If true, they predate the first known modern battery by hundreds of years.
Why Can't They Solve It?
Well, it's not like we
keep digging up ancient camcorders over there. Some stone reliefs called the
"Dendera light" depict what some believe to be electrical arc lights,
which would require something like the Baghdad Batteries to power. Others believe
that theory is incredibly retarded.
More reasonable types say
the batteries may have been used to electroplate items with gold. Others say
medicine men could have used the batteries to shock people (giving the
impression they had mystical powers or whatever).
It doesn't help that the
batteries are currently located in the Baghdad Museum, which means potential
researchers have a sporting chance of being blown to shit on any given day.
The Bloop
The Mystery:
Tired of having its mind
blown by the guys in the archeology department, in 1997 modern science's mind
pulled itself up off the mat and triumphantly blew itself.
In that year, the National
Oceanic and Atmospheric Administration recorded
a
strange sound in the ocean. Strange and LOUD. So loud that it was
picked up by two separate microphones 3,000 fucking miles apart. The sound,
dubbed "The Bloop," doesn't sound like anything at normal speed.
However, the NOAA did us the favor of speeding up the recording to 16 times the
normal speed, causing it to sound like a turd dropping into the toilet. Bloop!

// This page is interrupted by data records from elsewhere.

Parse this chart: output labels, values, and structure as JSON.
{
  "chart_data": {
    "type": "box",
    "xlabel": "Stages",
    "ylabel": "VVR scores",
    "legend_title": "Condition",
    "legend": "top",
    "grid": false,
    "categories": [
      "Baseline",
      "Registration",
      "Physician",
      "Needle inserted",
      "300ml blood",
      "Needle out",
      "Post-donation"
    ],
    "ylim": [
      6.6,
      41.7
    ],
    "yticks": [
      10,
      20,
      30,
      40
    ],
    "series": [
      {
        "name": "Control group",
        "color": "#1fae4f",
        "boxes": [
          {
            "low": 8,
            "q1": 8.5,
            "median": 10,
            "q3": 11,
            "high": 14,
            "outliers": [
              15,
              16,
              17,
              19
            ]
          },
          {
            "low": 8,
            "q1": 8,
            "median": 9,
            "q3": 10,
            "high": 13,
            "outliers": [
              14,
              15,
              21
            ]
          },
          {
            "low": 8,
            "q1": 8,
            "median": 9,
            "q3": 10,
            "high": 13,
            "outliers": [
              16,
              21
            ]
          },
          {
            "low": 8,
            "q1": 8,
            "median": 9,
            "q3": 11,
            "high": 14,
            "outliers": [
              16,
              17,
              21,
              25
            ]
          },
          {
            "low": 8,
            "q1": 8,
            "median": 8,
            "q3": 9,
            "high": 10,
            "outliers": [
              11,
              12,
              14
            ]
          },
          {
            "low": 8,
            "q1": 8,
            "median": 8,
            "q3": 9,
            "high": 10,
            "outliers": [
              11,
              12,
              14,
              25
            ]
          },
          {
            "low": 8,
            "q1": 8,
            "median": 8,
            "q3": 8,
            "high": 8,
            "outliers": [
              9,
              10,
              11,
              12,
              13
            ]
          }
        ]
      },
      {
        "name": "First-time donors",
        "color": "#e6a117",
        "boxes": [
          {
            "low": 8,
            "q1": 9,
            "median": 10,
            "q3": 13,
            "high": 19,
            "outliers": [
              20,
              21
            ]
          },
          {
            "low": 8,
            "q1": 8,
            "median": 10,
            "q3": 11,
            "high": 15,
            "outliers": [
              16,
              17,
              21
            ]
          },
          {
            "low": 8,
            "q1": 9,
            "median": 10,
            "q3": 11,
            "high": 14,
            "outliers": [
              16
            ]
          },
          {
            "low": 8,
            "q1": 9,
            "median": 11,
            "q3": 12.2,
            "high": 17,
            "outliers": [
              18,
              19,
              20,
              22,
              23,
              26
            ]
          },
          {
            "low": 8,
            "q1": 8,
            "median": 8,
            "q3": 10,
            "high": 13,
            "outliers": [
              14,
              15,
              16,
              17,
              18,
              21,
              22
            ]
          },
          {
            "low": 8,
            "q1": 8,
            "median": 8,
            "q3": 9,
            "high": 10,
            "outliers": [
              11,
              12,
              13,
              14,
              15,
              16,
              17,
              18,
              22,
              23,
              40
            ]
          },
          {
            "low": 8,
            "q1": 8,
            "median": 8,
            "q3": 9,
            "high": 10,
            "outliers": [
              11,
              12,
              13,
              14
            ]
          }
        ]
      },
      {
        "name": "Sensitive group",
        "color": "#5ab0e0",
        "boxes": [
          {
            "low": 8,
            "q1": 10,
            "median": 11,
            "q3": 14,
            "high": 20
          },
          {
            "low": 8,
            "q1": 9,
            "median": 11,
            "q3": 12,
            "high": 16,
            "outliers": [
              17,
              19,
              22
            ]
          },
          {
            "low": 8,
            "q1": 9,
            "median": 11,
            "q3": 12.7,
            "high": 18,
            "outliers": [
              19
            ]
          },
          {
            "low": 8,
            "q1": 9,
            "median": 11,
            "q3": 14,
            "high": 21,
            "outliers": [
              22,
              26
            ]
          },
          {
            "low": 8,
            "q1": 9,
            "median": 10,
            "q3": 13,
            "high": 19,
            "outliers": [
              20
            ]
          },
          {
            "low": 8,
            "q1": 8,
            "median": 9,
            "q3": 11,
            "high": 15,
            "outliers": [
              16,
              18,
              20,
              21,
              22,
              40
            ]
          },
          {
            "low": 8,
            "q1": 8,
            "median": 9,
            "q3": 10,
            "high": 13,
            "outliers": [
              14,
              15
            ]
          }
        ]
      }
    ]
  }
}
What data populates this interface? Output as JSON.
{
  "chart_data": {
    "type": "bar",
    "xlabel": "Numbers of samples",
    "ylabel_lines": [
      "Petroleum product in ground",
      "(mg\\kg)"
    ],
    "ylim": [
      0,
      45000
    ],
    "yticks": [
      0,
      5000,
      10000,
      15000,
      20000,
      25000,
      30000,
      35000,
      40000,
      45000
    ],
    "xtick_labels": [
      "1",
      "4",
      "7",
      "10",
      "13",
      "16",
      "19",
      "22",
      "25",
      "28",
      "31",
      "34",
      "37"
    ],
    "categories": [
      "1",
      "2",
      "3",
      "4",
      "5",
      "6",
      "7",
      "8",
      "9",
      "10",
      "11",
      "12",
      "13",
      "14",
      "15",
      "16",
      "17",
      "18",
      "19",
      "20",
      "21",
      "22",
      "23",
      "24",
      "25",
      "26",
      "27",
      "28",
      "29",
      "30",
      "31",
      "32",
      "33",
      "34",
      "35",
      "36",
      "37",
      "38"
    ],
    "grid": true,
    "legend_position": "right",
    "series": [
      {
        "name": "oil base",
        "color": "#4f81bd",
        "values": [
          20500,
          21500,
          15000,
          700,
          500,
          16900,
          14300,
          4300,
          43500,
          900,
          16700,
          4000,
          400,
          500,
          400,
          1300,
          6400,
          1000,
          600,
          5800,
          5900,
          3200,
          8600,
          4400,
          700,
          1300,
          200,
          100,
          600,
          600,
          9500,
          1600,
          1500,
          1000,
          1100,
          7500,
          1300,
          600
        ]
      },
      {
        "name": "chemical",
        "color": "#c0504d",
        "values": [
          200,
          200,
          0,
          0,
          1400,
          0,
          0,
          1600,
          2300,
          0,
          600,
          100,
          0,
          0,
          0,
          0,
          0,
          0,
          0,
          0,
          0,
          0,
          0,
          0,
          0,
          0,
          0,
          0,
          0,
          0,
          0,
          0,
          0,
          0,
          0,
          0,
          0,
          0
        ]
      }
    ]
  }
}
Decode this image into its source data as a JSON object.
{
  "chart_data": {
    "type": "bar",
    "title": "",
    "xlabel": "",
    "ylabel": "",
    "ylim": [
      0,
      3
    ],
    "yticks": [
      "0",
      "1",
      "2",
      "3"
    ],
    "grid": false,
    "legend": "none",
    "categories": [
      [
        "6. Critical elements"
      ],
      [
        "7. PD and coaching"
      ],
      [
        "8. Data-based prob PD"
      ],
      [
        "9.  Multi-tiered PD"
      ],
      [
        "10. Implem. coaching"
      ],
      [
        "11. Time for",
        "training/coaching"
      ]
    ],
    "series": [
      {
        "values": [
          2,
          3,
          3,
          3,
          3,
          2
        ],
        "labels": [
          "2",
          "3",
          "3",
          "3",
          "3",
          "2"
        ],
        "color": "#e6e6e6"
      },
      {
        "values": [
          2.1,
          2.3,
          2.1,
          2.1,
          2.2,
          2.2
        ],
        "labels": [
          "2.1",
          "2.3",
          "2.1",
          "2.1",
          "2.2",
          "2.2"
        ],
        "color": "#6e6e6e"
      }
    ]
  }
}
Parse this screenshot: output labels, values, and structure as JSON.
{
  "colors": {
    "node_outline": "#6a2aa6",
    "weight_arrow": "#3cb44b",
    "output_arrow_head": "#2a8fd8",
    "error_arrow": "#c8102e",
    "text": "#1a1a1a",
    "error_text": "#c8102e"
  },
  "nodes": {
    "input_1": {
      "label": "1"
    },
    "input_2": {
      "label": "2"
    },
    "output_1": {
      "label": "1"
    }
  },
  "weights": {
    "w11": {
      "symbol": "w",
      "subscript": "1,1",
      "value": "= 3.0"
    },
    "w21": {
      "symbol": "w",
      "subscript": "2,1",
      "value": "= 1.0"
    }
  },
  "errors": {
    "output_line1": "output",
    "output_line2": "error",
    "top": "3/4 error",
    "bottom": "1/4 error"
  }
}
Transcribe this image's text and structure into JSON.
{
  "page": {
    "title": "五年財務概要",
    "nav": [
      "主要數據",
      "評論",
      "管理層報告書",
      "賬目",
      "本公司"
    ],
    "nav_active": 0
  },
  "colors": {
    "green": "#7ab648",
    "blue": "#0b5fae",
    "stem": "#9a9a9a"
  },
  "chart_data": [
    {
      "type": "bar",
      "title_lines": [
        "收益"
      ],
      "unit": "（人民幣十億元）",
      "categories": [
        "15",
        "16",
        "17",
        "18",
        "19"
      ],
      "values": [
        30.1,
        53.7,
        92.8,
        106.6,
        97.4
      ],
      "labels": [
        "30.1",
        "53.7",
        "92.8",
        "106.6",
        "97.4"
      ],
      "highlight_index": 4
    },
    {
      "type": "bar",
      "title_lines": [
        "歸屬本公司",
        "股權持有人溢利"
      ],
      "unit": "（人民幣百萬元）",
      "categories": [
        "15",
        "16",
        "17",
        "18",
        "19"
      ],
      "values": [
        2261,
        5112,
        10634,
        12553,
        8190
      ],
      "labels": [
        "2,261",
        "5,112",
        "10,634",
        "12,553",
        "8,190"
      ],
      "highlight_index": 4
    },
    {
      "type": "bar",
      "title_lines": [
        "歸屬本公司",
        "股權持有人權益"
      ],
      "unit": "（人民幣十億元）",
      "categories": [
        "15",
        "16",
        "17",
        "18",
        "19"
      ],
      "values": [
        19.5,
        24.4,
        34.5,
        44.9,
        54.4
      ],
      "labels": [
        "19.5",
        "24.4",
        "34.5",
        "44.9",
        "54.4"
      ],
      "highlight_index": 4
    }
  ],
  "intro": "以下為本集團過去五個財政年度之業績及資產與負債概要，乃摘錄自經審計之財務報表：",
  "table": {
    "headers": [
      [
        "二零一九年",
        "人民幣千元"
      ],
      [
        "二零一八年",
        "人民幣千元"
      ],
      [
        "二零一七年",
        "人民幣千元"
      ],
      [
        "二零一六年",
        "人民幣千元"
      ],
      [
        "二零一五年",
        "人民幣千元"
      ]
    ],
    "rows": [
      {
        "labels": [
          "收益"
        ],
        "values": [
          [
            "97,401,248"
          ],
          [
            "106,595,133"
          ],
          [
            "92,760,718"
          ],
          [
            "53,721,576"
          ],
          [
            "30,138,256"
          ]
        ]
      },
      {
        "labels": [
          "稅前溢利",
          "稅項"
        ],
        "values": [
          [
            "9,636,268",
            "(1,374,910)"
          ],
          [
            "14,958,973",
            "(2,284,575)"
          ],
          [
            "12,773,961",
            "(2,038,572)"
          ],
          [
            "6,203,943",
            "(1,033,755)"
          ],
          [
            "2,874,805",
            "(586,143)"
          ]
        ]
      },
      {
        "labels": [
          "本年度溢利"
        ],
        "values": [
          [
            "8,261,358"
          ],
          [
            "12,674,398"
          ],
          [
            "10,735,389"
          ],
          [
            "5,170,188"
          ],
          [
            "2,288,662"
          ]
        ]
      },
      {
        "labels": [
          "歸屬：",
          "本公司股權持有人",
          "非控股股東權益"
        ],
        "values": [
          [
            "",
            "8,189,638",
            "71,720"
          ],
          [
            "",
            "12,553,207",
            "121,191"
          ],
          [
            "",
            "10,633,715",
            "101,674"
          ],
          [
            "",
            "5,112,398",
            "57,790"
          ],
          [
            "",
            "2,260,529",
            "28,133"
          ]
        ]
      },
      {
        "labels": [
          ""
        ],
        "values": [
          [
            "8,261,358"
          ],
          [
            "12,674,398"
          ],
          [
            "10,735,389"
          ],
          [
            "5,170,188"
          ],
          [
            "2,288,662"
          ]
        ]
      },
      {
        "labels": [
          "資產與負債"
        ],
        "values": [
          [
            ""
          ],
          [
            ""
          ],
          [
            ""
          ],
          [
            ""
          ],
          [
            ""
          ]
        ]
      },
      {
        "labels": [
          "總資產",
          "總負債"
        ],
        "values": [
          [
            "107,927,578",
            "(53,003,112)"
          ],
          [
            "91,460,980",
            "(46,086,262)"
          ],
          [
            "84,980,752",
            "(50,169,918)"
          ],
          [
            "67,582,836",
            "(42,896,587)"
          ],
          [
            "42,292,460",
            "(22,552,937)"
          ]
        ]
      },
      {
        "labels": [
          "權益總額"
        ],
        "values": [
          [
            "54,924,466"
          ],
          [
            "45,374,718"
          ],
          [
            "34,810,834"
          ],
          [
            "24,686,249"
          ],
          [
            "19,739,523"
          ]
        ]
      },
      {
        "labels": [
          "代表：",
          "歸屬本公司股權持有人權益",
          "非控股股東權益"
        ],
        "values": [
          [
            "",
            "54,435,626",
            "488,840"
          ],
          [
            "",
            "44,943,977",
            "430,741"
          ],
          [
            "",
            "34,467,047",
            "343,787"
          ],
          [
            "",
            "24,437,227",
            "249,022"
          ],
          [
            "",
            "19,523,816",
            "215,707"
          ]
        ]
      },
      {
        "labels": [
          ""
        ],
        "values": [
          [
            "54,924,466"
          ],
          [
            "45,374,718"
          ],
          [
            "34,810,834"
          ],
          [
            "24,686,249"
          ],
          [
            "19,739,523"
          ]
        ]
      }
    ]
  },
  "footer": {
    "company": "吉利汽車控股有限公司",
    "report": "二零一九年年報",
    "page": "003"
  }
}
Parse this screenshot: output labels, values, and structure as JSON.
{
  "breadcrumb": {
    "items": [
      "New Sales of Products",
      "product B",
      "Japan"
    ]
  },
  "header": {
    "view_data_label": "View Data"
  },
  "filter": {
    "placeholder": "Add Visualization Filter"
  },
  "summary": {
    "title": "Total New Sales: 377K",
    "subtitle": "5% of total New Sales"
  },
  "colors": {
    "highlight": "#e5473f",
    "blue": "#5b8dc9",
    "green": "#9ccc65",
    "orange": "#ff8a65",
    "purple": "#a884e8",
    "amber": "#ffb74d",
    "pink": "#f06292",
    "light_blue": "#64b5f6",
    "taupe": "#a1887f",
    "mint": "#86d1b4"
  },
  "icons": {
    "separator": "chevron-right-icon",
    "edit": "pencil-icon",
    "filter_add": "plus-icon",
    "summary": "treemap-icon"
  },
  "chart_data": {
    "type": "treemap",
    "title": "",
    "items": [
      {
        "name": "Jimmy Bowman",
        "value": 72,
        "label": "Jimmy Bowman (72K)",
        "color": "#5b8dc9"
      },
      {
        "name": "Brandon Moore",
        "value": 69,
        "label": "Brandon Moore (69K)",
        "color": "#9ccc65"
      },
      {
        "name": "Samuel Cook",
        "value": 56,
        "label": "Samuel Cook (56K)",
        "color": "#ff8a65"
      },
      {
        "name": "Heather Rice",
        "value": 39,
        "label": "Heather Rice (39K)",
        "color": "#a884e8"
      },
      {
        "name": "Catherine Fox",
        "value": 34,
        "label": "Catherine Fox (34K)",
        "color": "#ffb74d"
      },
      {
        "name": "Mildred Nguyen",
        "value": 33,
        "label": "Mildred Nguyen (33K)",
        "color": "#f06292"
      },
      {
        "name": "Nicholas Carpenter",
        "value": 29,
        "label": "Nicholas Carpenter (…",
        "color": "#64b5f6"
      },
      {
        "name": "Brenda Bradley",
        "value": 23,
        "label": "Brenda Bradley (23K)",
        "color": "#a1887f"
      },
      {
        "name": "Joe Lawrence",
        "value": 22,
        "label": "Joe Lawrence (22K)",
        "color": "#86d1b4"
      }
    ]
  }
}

Except, you know, awesomely loud.
Why Can't They Solve It?
There is no animal big
enough or loud enough to make that kind of noise, not by a long shot. Not a
blue whale, not a howler monkey, not a startled teenage girl.
Not long after the NOAA
posted the sound to their web site, some HP Lovecraft fans on the internet
quite reasonably decided that The Bloop must have been made by Lovecraft's
Cthulhu, a giant, murderous squid-dragon-thing.